Michael “Sargent Major” Marshall passed away on Jan 3rd at the age of 71 and was laid to rest on Jan 10, 2013. During his time in the military he was awarded over 30 medals and commendations, including the Purple Heart and the Gallantry Cross (Vietnam). One of his personal crowning moments, I believe, was when he was awarded a meritorious service medal by President Obama last year. He carried that picture of the two of them everywhere, never bragging mind you, just damn proud.
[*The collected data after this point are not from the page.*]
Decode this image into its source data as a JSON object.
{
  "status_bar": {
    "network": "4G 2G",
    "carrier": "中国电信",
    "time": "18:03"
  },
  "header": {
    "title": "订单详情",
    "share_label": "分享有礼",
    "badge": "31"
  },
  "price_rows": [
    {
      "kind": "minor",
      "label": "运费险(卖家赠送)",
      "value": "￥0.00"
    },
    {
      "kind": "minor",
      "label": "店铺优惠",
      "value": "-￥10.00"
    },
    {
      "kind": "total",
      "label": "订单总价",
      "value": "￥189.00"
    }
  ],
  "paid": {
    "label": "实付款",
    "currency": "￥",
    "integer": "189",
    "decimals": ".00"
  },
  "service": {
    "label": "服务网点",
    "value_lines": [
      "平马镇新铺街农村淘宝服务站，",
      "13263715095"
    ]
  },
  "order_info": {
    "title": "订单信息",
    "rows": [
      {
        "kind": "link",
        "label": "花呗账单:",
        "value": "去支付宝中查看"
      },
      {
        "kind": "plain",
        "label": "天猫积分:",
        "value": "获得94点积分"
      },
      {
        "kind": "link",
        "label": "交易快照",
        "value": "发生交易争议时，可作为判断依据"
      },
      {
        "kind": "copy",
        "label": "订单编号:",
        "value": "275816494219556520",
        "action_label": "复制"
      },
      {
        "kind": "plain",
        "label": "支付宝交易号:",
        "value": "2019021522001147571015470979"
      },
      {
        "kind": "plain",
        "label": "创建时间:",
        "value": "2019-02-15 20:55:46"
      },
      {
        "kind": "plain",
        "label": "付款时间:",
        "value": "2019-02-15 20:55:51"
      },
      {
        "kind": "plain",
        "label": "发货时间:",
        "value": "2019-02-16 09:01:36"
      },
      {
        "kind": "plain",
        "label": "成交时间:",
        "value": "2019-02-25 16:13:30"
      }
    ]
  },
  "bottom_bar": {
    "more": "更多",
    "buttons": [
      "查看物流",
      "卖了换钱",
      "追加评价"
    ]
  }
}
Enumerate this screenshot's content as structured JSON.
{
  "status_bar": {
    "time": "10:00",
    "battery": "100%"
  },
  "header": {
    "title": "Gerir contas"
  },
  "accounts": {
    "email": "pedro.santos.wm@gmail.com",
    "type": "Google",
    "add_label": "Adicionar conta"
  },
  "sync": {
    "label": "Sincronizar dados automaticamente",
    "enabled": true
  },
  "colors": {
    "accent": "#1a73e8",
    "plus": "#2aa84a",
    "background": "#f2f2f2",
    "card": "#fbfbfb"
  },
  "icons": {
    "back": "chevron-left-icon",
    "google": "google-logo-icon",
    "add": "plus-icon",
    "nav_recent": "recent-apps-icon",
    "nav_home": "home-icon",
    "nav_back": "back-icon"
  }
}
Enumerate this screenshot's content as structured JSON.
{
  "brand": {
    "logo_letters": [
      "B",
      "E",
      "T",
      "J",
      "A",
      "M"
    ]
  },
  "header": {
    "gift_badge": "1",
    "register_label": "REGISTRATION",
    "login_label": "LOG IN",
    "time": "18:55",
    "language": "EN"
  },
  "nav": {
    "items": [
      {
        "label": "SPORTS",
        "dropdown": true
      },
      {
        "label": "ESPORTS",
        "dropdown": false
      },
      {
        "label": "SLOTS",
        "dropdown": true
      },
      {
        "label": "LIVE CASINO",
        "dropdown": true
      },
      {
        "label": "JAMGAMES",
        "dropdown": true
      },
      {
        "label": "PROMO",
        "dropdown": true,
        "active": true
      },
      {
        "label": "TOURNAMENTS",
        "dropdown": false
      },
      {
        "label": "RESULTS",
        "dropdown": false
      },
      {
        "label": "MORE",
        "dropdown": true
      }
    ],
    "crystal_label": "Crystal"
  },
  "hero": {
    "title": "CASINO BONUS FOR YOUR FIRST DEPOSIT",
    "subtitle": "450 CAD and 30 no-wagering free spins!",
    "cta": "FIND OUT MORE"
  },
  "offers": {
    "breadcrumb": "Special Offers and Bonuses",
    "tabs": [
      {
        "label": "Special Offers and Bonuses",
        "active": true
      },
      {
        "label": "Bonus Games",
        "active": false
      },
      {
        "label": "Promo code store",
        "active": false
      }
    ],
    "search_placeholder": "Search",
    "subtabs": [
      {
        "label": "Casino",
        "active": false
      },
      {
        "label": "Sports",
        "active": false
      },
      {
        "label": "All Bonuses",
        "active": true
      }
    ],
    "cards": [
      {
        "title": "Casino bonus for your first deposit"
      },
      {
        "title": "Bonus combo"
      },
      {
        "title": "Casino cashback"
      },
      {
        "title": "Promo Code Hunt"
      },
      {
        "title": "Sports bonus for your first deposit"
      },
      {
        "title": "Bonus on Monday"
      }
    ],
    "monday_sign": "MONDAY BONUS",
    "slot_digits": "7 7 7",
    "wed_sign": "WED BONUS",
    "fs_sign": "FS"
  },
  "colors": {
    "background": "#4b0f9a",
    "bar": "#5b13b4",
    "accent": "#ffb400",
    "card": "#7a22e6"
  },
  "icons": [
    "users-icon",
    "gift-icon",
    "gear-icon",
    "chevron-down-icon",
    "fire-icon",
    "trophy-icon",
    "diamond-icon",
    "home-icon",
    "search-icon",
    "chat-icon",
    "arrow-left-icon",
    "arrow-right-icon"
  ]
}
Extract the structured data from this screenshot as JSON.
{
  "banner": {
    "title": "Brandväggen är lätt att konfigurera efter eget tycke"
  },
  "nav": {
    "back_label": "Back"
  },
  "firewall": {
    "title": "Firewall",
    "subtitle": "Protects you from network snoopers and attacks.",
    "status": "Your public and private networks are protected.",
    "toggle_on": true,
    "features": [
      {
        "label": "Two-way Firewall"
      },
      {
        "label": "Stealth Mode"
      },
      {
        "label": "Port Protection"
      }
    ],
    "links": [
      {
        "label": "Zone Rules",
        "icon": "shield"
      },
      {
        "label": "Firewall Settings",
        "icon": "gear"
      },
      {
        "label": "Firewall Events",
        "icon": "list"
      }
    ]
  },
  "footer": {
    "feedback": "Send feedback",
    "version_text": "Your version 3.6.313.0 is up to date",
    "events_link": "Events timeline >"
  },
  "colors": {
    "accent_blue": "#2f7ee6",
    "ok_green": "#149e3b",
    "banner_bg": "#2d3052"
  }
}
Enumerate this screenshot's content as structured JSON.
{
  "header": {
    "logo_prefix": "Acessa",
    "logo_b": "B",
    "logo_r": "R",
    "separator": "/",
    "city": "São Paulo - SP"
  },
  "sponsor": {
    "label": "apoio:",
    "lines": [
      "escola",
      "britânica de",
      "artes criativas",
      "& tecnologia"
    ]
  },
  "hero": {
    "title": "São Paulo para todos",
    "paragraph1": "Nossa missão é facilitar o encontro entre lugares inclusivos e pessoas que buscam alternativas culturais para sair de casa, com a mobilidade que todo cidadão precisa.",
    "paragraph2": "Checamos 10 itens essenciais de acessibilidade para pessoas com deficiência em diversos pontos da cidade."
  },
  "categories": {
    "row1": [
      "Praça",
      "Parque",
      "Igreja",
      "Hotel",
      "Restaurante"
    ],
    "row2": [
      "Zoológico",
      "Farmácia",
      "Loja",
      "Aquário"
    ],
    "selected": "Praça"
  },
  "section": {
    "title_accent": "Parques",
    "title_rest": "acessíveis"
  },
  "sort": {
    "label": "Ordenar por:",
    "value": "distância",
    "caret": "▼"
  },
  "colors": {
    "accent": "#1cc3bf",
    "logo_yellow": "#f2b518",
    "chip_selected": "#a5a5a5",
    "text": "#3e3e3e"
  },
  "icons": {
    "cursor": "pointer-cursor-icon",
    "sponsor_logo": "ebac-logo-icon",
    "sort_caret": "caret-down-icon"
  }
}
Sargent Major exemplified the ideal of ‘gentle strength.’ Built like a pencil thin reed, he would bend when life threw heavy winds his way, yet he managed to support all of those around him. Once the winds passed, he would snap back to full strength, ready to take on the next. Kind and generous, sometimes to a fault, he was still a man you didn’t want to get on the bad side of. A true leader, in every sense of the word. To be honest, all he would have had to do was ask, and I would have followed him anywhere.
They say that funerals are for the living. I believe that. I mean, the departed are on to whatever the final adventure brings. Funerals are anchors for the grieving. A solid connection to the departed, a way to say goodbye and yet hold on.
Sargent Major was baptized as a Baptist, yet he converted to Buddhism many years ago. You would not have known this by his service, where his family praised God and Jesus for his salvation. I’m pretty sure he didn’t mind. The peace of mind he found came from his meditations on the teachings of the Buddha, as well as the words of Jesus. How do I know this? Because we talked of it at length. And yet his family needed to ignore that part of his life. For themselves, more than for Micheal, they needed to go to sleep later with the comforting thought that their beloved father, husband and uncle, was safe in the arms of their Lord.
Funerals are for the living.
I will miss Sargent Major a great deal. I will miss his stories. I will miss his wisdom. I will miss that wink. Most of all, I will just simply miss the man. I feel like he had so much more to teach me. I will not mourn though. I will instead continue to be grateful that our lives somehow crossed. I will hold the Buddha’s words close, “Even death is not to be feared by one who has lived wisely.”
‘Til we meet again Army, this is Navy, signing off.